Most Web 2.0 projects don't make any special role for experts.
But I think they could involve experts, and they would benefit from involving experts so in many cases.
And so they should.
There are a lot of arguments against such
expert involvement, but none of them are any good at all, as far as I can tell.
If it's not on the basis of some solid
reasoning, why are experts left out
in the cold, when it comes to Web 2.0?
I think there's a couple of reasons that have
nothing to do with the arguments I went over earlier.
Basically, it's like this: geeks and business
people start Web 2.0 projects, and they don't want to give up their authority over
those projects.
The attitude is that if
you give academics and professionals some power, they're going to try to seize
control totally--because that's what those people try to do, you know.
And when they seize control, they'll ruin the
project.
They'll make it into another
top-down, closed, overly complex bureaucracy.
I think there's probably some fear along these lines this lurking in the
background, that explains why, for instance, Wikipedia has not installed
anything like an expert Advisory Board, or any role
for experts for that matter.
Wikipedia
management could have made such changes years ago; clearly, they have
explicitly chosen not to make such changes.
Fear of power-mongering intellectual bureaucrats is very probably part
of the reason.
Frankly, I will own up to having that fear myself.
It's one reason that, for the Citizendium project, we will have a
charter that will be difficult to change.
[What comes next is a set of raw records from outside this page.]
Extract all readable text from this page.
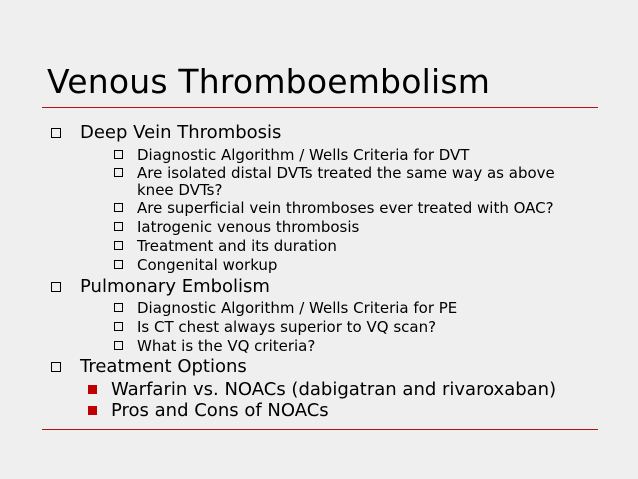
Venous Thromboembolism
Deep Vein Thrombosis
Diagnostic Algorithm / Wells Criteria for DVT
Are isolated distal DVTs treated the same way as above
knee DVTs?
Are superficial vein thromboses ever treated with OAC?
Iatrogenic venous thrombosis
Treatment and its duration
Congenital workup
Pulmonary Embolism
Diagnostic Algorithm / Wells Criteria for PE
Is CT chest always superior to VQ scan?
What is the VQ criteria?
Treatment Options
Warfarin vs. NOACs (dabigatran and rivaroxaban)
Pros and Cons of NOACs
The charter will have term limits for responsible positions.
I myself am committed to stepping down after
one to three years, in order to set a healthy precedent.
The charter will help guarantee that the
project does not morph into the kind of top-down bureaucracy that could kill
it.
The charter will also make sure that
ordinary authors continue to be able to work shoulder-to-shoulder with experts
on the wiki.
We're also planning a
separation of powers.
We will have the
content decision-making power of editors, on the one hand, separate from the
enforcement power of the community managers, on the other.
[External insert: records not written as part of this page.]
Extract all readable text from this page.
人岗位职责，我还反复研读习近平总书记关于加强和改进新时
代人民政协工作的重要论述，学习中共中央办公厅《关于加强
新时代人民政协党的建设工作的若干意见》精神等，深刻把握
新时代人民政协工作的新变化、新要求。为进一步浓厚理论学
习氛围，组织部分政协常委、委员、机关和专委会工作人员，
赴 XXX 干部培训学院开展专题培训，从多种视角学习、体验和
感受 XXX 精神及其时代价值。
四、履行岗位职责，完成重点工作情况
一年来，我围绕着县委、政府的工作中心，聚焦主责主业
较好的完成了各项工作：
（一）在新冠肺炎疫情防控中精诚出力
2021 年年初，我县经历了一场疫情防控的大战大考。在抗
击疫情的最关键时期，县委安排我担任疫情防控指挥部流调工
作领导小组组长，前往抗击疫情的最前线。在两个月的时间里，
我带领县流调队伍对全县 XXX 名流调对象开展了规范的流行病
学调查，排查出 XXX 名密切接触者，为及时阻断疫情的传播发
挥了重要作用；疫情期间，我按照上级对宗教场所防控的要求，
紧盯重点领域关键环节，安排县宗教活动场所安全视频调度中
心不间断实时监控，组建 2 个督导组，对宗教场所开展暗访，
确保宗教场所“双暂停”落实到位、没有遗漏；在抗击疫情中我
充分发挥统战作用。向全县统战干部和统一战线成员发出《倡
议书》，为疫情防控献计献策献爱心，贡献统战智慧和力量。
Anyway, there's one reason experts are out in the cold: people fear that
they'll try to take over; give 'em an inch, they'll take a mile.
I don't think that's necessarily true, but
the fear explains a lot.
Another reason that experts aren't a louder part of the Web 2.0 party is
a bit ironic.
Web 2.0 culture is itself rather exclusive in its own
way.
Western cosmopolitan culture in
general is broadly egalitarian, and online culture is even more so.
In most Web 2.0 communities, real-world
identities and accomplishments are not supposed to matter.
This tends to drive off persons who expect at
least some sort of special acknowledgment
of their real-world accomplishments.
Other
cultural differences also put off professional types, who tend to be relatively
mature adults; much of Web 2.0 culture seems to be part of youth culture.
It's hard for a professional to take a lot of
Web 2.0 projects seriously if they seem dominated by younger people.
Clearly there's cultural divide between the Web 2.0 egalitarians and the
academic and professional worlds.
But
the divide might close somewhat in coming years.
We forget, sometimes, that the Web in
particular is still quite new, that most people online today weren't online ten
years ago, and old habits die hard.
I
fully expect that online open collaboration will become more mature, not less,
as a lot of Internet users age.
Moreover, more mature people will get used to, and start influencing the
culture of, the Internet.
So, as far as I can tell, there is no reason to think that limited
expert oversight would break the model that makes Web projects like Wikipedia
and Digg so successful.
The resistance to such efforts is primarily
cultural, I think; it's not based on well-justified ideas of what makes
collaboration work.
In fact, expert-led
collaboration and aggregation might combine dynamism with reliability.
It's certainly worth a try--and we shouldn't let
dismissive attitudes toward untested possibilities stand in the way.